HELEN PALMER: The FDA issued final safety guidelines today for fresh-cut produce — those bags of salad and baby carrots.
But the agency's director of food defense, David Acheson, said the new guidelines aren't exactly the scientific solution to food borne-illness.
DAVID ACHESON: There is a real need to better understand how these bugs get onto food and how to prevent them. We don't have all those answers.
In the meantime, Acheson said the guidelines are the best the agency can do. They build on regulations for growers that date back a decade, and add details about personnel hygiene, training, buildings and processing controls.
The United Fresh Produce Association's David Gombas said the FDA incorporated his members' ideas in the new document.
DAVID GOMBAS: Because the fresh-cut products are consumed raw, the opportunity for contamination has to be controlled that much more closely. And that's really what the benfefit of this document is.
Gombas thinks the only added costs will be in documenting produce more closely from field to retail shelf.
The Grocery Manufacturers agree. Their food safety officer, Jenny Scott, says the new guidelines won't prove too onerous.
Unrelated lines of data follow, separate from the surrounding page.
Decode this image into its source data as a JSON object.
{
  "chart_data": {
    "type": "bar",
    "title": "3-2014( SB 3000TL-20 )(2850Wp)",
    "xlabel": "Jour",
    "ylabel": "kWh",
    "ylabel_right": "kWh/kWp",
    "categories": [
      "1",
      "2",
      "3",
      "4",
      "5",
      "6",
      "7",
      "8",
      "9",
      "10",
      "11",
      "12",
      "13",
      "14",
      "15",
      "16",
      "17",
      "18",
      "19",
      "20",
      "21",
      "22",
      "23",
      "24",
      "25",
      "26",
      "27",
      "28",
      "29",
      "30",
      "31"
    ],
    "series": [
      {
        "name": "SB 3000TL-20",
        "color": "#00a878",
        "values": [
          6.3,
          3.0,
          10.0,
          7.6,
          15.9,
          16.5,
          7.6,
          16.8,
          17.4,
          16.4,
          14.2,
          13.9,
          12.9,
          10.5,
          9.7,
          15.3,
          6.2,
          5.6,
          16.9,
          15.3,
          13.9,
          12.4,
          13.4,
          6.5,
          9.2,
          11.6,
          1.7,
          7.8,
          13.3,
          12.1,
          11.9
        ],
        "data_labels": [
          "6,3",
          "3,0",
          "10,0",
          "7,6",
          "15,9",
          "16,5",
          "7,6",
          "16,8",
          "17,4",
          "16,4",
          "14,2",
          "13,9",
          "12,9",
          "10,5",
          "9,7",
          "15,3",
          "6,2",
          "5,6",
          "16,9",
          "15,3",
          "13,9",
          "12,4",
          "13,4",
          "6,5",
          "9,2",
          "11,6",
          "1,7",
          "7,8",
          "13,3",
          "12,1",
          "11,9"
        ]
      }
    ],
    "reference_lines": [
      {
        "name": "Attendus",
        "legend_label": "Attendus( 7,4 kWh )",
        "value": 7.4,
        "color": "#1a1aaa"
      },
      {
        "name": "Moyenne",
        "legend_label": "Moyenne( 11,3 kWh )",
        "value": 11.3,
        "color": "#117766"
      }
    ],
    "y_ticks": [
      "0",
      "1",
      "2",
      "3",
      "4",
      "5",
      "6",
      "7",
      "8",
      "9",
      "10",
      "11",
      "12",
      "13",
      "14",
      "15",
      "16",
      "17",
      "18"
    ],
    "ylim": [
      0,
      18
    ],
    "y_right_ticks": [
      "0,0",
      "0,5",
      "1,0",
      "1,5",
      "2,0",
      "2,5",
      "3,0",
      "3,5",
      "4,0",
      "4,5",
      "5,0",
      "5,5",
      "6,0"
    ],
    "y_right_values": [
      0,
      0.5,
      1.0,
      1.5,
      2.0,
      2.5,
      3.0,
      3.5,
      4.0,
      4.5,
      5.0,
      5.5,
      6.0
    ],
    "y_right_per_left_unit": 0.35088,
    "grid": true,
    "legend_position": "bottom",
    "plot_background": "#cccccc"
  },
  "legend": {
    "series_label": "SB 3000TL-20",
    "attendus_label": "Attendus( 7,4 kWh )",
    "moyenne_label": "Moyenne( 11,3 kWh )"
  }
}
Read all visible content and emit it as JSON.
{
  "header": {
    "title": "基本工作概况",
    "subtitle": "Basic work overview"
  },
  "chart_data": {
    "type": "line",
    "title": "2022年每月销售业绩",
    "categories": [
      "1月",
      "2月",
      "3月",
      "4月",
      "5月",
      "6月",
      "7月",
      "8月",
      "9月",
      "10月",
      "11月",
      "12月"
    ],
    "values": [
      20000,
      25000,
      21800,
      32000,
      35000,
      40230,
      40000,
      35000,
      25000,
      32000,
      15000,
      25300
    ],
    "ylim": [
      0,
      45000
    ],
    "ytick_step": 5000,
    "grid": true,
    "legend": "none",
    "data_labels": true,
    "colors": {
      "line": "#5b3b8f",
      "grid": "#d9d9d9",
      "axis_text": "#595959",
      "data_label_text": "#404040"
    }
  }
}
JENNY SCOTT: This is a voluntary guidance document. There are no regulatory requirements that these have to be implemented.
That's precisely the problem. Michael Hansen of Consumers Union says the new rules need some teeth.
MICHAEL HANSEN: Make these things mandatory requirements not voluntary, have effective trace-back, third-party audits, and then rigorous inspection.
But the food processers say safety has always been their top priority. It's in their best interest — they say the recent tainted spinach outbreak cost them an estimated $100 million.
In Boston, I'm Helen Palmer for Marketplace.